Infantry regiment of the Confederate States Army

The 23rd Louisiana Infantry Regiment was a unit of volunteers recruited in Louisiana that fought in the Confederate States Army during the American Civil War. The regiment organized in January 1862 at New Orleans by merging the Orleans Artillery Battalion, a state militia unit, with six independent companies. In March 1862, the unit mustered into Confederate service with 841 men and served during the war in the Western Theater of the American Civil War. The various companies were allocated to defend various forts. One company was assigned to hold Fort Jackson, fought in the Battle of Forts Jackson and St. Philip, and surrendered when the fort fell. After the Capture of New Orleans most of the companies disbanded. However, four companies reorganized at Camp Moore in May 1862 and traveled to Vicksburg, Mississippi where they manned the river batteries.

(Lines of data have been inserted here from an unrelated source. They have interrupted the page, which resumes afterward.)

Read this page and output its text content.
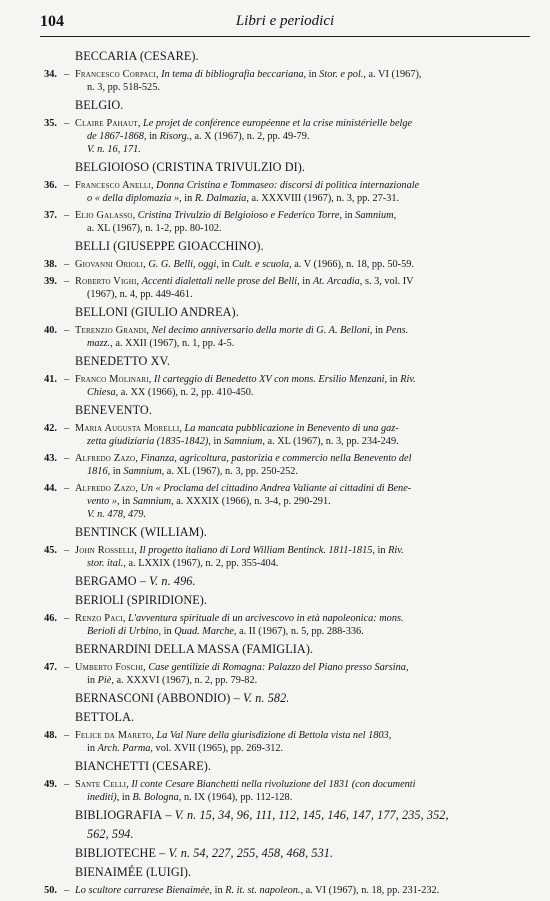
104	Libri e periodici
BECCARIA (CESARE).
34. – Francesco Corpaci, In tema di bibliografia beccariana, in Stor. e pol., a. VI (1967),
n. 3, pp. 518-525.
BELGIO.
35. – Claire Pahaut, Le projet de conférence européenne et la crise ministérielle belge
de 1867-1868, in Risorg., a. X (1967), n. 2, pp. 49-79.
V. n. 16, 171.
BELGIOIOSO (CRISTINA TRIVULZIO DI).
36. – Francesco Anelli, Donna Cristina e Tommaseo: discorsi di politica internazionale
o « della diplomazia », in R. Dalmazia, a. XXXVIII (1967), n. 3, pp. 27-31.
37. – Elio Galasso, Cristina Trivulzio di Belgioioso e Federico Torre, in Samnium,
a. XL (1967), n. 1-2, pp. 80-102.
BELLI (GIUSEPPE GIOACCHINO).
38. – Giovanni Orioli, G. G. Belli, oggi, in Cult. e scuola, a. V (1966), n. 18, pp. 50-59.
39. – Roberto Vighi, Accenti dialettali nelle prose del Belli, in At. Arcadia, s. 3, vol. IV
(1967), n. 4, pp. 449-461.
BELLONI (GIULIO ANDREA).
40. – Terenzio Grandi, Nel decimo anniversario della morte di G. A. Belloni, in Pens.
mazz., a. XXII (1967), n. 1, pp. 4-5.
BENEDETTO XV.
41. – Franco Molinari, Il carteggio di Benedetto XV con mons. Ersilio Menzani, in Riv.
Chiesa, a. XX (1966), n. 2, pp. 410-450.
BENEVENTO.
42. – Maria Augusta Morelli, La mancata pubblicazione in Benevento di una gaz-
zetta giudiziaria (1835-1842), in Samnium, a. XL (1967), n. 3, pp. 234-249.
43. – Alfredo Zazo, Finanza, agricoltura, pastorizia e commercio nella Benevento del
1816, in Samnium, a. XL (1967), n. 3, pp. 250-252.
44. – Alfredo Zazo, Un « Proclama del cittadino Andrea Valiante ai cittadini di Bene-
vento », in Samnium, a. XXXIX (1966), n. 3-4, p. 290-291.
V. n. 478, 479.
BENTINCK (WILLIAM).
45. – John Rosselli, Il progetto italiano di Lord William Bentinck. 1811-1815, in Riv.
stor. ital., a. LXXIX (1967), n. 2, pp. 355-404.
BERGAMO – V. n. 496.
BERIOLI (SPIRIDIONE).
46. – Renzo Paci, L'avventura spirituale di un arcivescovo in età napoleonica: mons.
Berioli di Urbino, in Quad. Marche, a. II (1967), n. 5, pp. 288-336.
BERNARDINI DELLA MASSA (FAMIGLIA).
47. – Umberto Foschi, Case gentilizie di Romagna: Palazzo del Piano presso Sarsina,
in Piè, a. XXXVI (1967), n. 2, pp. 79-82.
BERNASCONI (ABBONDIO) – V. n. 582.
BETTOLA.
48. – Felice da Mareto, La Val Nure della giurisdizione di Bettola vista nel 1803,
in Arch. Parma, vol. XVII (1965), pp. 269-312.
BIANCHETTI (CESARE).
49. – Sante Celli, Il conte Cesare Bianchetti nella rivoluzione del 1831 (con documenti
inediti), in B. Bologna, n. IX (1964), pp. 112-128.
BIBLIOGRAFIA – V. n. 15, 34, 96, 111, 112, 145, 146, 147, 177, 235, 352,
562, 594.
BIBLIOTECHE – V. n. 54, 227, 255, 458, 468, 531.
BIENAIMÉE (LUIGI).
50. – Lo scultore carrarese Bienaimée, in R. it. st. napoleon., a. VI (1967), n. 18, pp. 231-232.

In early 1863, the regiment was renamed the 22nd Louisiana Infantry Regiment. The soldiers went to Fort Pemberton where they helped drive off the Yazoo Pass expedition. The regiment was part of the garrison during the Siege of Vicksburg and was captured and paroled when the city fell in July 1863. The men reported to a parole camp. In January 1864, it and the remnants of six other Louisiana regiments were absorbed into the 22nd Consolidated Louisiana Infantry Regiment. This unit fought at Spanish Fort in March and April 1865 and surrendered at Meridian, Mississippi in May 1865.